4 Temmuz 2011 Pazartesi

...


uzun zamandır pek bişey yazmıyorum biliyorum. şu aralar memleketteyim okuldan ve ufaklığım nohuttan çok uzakta. nohut tatile gitti bodruma ama temelli bi tatil. orayı okadar çok sevdi ki yazdan sonra eskişehire geri gelmek isteyeceğini sanmıyorum. nohutun her onunla konuştuğunda konuşmayı ne kadar uzatırsan uzat miyav diye cevap vermesini, bir kediden beklenmeyecek kadar derin olan uykusunda onu kucaklayıp göğsüme yatırmayı özledim. sürekli kola kapaklarını çalıp bizi çıldırtana kadar onunla oynamasını da =(
burda heraylayım ama hera annemi annesi olarak görmeye çoktan başlamış bile. çok nadir yanıma geliyo kendini sevdirmek için. zaten asiydi iyice bağımsız olmuş. umurunda değiliz hanımefendinin. sanki o sahibimiz bizde çekilmez evcil hayvanlarıymışız gibi tüm evi rahatlıkla kullanıp bize pas vermiyo.

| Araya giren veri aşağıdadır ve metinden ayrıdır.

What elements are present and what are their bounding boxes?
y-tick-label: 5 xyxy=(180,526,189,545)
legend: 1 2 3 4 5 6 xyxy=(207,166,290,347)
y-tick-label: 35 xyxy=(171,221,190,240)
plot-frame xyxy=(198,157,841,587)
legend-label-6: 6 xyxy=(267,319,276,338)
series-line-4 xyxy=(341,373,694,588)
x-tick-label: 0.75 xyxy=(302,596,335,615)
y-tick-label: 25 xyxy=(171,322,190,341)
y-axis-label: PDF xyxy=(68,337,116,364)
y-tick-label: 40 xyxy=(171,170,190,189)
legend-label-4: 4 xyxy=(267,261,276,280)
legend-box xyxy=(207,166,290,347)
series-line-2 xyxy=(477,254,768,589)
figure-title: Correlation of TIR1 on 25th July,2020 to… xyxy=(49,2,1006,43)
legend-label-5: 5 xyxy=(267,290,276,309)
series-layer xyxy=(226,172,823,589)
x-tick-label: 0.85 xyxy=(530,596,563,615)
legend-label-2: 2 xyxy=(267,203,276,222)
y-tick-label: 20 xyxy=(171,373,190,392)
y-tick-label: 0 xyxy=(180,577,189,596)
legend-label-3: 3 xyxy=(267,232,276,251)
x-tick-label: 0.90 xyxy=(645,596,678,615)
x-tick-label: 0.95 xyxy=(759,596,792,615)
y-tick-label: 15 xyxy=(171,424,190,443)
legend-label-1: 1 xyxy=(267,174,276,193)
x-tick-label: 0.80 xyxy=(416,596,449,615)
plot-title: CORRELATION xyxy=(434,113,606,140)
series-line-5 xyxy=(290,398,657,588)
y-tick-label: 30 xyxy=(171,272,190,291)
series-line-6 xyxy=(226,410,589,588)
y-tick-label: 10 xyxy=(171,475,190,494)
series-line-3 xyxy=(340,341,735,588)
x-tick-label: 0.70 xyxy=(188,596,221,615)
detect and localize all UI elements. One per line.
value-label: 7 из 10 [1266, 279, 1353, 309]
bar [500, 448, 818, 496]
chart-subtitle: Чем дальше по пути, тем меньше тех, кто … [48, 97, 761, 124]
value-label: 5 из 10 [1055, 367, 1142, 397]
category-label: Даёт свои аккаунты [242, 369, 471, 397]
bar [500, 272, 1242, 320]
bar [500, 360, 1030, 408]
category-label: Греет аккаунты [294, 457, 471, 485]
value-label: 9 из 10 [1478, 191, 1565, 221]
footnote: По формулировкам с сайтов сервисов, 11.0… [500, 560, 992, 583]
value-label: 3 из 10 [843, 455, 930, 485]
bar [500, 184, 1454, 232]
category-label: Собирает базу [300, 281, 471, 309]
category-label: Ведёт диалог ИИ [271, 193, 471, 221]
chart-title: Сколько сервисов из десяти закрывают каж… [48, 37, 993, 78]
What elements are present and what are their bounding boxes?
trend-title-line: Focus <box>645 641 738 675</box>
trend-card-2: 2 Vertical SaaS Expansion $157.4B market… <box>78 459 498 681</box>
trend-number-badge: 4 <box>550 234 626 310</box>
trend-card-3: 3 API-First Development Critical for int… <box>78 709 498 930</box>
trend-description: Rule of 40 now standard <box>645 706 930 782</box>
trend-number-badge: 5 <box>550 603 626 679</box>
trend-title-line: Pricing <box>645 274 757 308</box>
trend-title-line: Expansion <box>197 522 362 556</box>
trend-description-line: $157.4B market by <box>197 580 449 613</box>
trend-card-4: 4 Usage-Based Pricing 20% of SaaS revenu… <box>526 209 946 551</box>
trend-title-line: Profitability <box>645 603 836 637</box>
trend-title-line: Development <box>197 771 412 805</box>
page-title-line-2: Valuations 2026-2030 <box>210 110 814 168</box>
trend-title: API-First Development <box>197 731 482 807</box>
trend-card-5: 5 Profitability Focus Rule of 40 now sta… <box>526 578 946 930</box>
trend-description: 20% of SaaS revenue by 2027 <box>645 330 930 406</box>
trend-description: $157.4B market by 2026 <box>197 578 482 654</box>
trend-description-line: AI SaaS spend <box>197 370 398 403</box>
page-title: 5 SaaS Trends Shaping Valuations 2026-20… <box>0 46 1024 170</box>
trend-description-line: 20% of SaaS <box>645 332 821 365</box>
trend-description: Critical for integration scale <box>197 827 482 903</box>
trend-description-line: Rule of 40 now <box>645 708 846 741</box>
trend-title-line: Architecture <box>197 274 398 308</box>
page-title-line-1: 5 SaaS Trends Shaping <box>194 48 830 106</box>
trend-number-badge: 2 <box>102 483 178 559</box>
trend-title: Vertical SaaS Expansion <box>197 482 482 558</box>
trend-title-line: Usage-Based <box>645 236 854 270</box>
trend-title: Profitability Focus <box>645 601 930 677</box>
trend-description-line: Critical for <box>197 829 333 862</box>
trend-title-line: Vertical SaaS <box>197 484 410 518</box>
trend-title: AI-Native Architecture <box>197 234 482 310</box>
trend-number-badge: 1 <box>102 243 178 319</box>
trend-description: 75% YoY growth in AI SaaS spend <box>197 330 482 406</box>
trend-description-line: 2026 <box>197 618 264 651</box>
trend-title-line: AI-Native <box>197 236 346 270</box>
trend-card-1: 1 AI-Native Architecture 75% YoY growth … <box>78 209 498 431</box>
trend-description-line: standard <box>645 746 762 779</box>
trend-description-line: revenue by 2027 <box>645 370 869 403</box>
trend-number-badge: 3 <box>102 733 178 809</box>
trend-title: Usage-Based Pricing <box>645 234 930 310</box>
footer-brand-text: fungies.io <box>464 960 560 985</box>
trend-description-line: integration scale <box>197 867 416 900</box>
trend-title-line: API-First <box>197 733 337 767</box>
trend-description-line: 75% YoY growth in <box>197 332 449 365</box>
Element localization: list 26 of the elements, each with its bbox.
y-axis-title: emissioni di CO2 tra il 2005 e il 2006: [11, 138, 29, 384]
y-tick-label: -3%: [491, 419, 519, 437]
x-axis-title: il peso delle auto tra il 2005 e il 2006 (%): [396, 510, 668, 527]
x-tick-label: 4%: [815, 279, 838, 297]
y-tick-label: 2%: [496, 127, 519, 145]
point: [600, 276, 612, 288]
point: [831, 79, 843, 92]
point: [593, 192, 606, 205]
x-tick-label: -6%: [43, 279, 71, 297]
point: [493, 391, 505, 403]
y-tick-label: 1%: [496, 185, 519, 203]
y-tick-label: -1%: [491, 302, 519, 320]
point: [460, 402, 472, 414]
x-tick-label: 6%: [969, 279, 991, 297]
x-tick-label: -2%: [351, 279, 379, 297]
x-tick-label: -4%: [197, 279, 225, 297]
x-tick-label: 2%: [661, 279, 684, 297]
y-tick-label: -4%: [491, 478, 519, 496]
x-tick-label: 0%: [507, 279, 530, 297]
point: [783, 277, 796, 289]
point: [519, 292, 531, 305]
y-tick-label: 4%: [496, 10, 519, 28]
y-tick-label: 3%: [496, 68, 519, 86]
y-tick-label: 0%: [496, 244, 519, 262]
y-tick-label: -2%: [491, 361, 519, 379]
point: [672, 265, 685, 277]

kendimi kedilerim tarafından terkedilmiş hissediyorum bu aralar. nohut uzakta hera buzlar kraliçesi...
zaten gözündeki sulanmada kronikleşmiş heranın. uzun bir tedavi sürecine başladın umarım yanıt verir...

şimdi bu kadar melankoliye bu resim ne oluyo diycek olursanız onun da hikayesi başka ama içimden geldi paylaşayım dedim işte uzun hikaye...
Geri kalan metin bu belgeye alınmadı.